AG Bonta to Supreme Court: Trump Administration’s Deployment of National Guard Troops Not Supported by Statute
Published Date: Nov 10, 2025
- Categories
- Lead States
- Action Type Amicus brief
California Attorney General Rob Bonta today filed an amicus brief in the U.S. Supreme Court in Trump v. Illinois in support of Illinois Attorney General Kwame Raoul’s lawsuit challenging the federalization and deployment of the Illinois National Guard to Chicago. In the brief, Attorney General Bonta, along with Oregon Attorney General Dan Rayfield, argue that 10 U.S.C. 12406 does not support the Trump Administration’s extraordinary attempt to deploy members of the military to the streets of Chicago. Congress enacted 10 U.S.C. 12406 to address invasions, rebellions, and other “unusual and extreme exigencies.” Nothing of the kind has occurred in Chicago — or anywhere else in the United States — over the past year. Moreover, nothing in the record shows that “regular forces” were unable to execute the laws, the precondition for which the federal government relies on for its invocation of 10 U.S.C. 12406 to federalize the National Guard.
“The Trump Administration is tying itself in knots in its attempt to justify the unjustifiable — the deployment of military troops to American streets during a time of undeniable peace and order,” said Attorney General Bonta. “There is no rebellion. There is no invasion. And there is no inability of regular forces to execute the law.

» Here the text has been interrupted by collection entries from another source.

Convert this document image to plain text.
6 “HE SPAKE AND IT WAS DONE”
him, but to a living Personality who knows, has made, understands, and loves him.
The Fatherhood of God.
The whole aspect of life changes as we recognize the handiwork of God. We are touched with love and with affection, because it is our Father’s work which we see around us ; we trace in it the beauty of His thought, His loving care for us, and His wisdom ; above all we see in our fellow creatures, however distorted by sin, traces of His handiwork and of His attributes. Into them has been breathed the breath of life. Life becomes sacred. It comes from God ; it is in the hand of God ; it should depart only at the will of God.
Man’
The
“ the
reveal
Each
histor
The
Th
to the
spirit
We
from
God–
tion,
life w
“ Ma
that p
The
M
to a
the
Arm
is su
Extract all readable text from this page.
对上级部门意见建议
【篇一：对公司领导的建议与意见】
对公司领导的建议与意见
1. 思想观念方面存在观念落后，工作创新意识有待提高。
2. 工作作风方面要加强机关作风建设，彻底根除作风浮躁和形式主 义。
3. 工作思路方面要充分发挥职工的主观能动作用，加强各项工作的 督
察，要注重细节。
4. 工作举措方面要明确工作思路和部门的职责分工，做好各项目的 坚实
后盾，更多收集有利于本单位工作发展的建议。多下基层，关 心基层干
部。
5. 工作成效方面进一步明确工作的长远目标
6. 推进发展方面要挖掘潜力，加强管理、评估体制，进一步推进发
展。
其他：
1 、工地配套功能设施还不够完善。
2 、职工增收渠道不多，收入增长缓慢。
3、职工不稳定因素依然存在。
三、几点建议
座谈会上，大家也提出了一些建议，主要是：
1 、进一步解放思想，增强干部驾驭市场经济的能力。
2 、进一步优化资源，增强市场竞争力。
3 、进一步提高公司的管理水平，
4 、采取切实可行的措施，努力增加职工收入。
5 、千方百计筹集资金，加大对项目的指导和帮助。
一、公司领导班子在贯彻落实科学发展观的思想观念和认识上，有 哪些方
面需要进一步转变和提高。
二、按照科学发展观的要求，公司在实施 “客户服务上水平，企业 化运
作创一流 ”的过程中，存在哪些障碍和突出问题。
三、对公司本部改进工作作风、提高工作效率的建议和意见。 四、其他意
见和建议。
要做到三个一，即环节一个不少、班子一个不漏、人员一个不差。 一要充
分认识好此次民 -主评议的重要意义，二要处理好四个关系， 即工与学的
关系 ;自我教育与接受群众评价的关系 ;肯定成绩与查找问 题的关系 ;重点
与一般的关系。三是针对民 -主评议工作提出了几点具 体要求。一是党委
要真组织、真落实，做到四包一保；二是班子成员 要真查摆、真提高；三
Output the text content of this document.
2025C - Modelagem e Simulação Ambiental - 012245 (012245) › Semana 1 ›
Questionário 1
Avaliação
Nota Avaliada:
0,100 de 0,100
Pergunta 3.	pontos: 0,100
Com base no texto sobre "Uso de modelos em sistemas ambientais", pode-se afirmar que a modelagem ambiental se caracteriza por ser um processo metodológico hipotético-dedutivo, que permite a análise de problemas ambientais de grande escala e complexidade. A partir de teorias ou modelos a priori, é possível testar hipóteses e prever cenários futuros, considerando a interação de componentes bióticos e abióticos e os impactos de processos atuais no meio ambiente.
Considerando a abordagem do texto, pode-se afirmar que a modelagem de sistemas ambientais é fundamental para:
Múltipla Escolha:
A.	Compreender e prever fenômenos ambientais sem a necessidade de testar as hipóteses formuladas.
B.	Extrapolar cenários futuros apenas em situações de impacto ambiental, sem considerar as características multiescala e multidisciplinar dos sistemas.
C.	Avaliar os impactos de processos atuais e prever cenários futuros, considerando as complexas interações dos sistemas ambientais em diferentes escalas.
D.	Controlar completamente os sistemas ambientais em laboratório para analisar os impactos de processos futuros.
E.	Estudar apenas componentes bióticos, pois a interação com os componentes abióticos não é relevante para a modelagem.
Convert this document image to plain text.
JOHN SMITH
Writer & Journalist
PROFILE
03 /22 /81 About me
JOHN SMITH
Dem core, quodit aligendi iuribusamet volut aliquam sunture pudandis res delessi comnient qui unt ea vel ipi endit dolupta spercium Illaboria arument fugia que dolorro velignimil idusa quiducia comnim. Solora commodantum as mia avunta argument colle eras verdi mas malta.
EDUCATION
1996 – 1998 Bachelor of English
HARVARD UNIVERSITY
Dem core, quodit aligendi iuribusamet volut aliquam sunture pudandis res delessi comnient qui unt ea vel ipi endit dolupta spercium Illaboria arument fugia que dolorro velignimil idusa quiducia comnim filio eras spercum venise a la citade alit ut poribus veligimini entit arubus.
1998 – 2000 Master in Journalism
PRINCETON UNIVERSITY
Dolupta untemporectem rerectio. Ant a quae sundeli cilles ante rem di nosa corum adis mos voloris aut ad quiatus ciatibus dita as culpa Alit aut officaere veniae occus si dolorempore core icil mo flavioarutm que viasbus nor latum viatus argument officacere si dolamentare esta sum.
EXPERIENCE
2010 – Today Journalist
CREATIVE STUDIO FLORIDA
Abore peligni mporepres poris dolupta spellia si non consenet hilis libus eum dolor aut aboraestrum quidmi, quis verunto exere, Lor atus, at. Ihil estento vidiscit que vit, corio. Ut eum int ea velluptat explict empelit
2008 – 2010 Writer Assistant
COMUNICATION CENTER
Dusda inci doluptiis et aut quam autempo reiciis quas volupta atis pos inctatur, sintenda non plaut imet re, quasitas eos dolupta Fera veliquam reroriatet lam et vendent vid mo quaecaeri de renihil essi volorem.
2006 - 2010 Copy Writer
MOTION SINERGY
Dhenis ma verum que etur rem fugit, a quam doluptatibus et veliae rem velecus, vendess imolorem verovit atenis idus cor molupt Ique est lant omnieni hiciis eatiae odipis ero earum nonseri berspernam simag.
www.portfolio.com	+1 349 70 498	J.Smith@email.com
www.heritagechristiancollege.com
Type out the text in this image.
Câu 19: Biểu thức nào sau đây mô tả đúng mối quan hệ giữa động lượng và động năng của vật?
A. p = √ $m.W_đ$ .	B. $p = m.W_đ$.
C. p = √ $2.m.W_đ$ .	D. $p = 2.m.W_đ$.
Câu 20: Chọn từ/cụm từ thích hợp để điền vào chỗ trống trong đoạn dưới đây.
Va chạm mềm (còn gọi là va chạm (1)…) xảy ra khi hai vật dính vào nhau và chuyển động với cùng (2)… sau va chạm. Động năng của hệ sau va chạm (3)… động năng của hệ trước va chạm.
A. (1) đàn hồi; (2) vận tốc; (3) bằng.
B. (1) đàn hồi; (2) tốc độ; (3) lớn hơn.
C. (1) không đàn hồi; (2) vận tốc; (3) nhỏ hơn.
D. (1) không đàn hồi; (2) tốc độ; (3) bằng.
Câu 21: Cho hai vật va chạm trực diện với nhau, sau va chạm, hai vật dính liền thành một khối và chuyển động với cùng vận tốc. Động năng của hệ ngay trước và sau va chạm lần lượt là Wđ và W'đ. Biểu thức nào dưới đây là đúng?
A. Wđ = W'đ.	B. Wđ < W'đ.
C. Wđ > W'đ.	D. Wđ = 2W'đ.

At least one of these preconditions must be met for the invocation of 10 U.S.C. 12406, yet the President’s evidence for any of these has been entirely unsatisfactory and some would say nonexistent. I urge the Supreme Court to reign in this Administration’s reckless interpretation of this century-old statute before the President’s vision of a militarized America is fully realized.”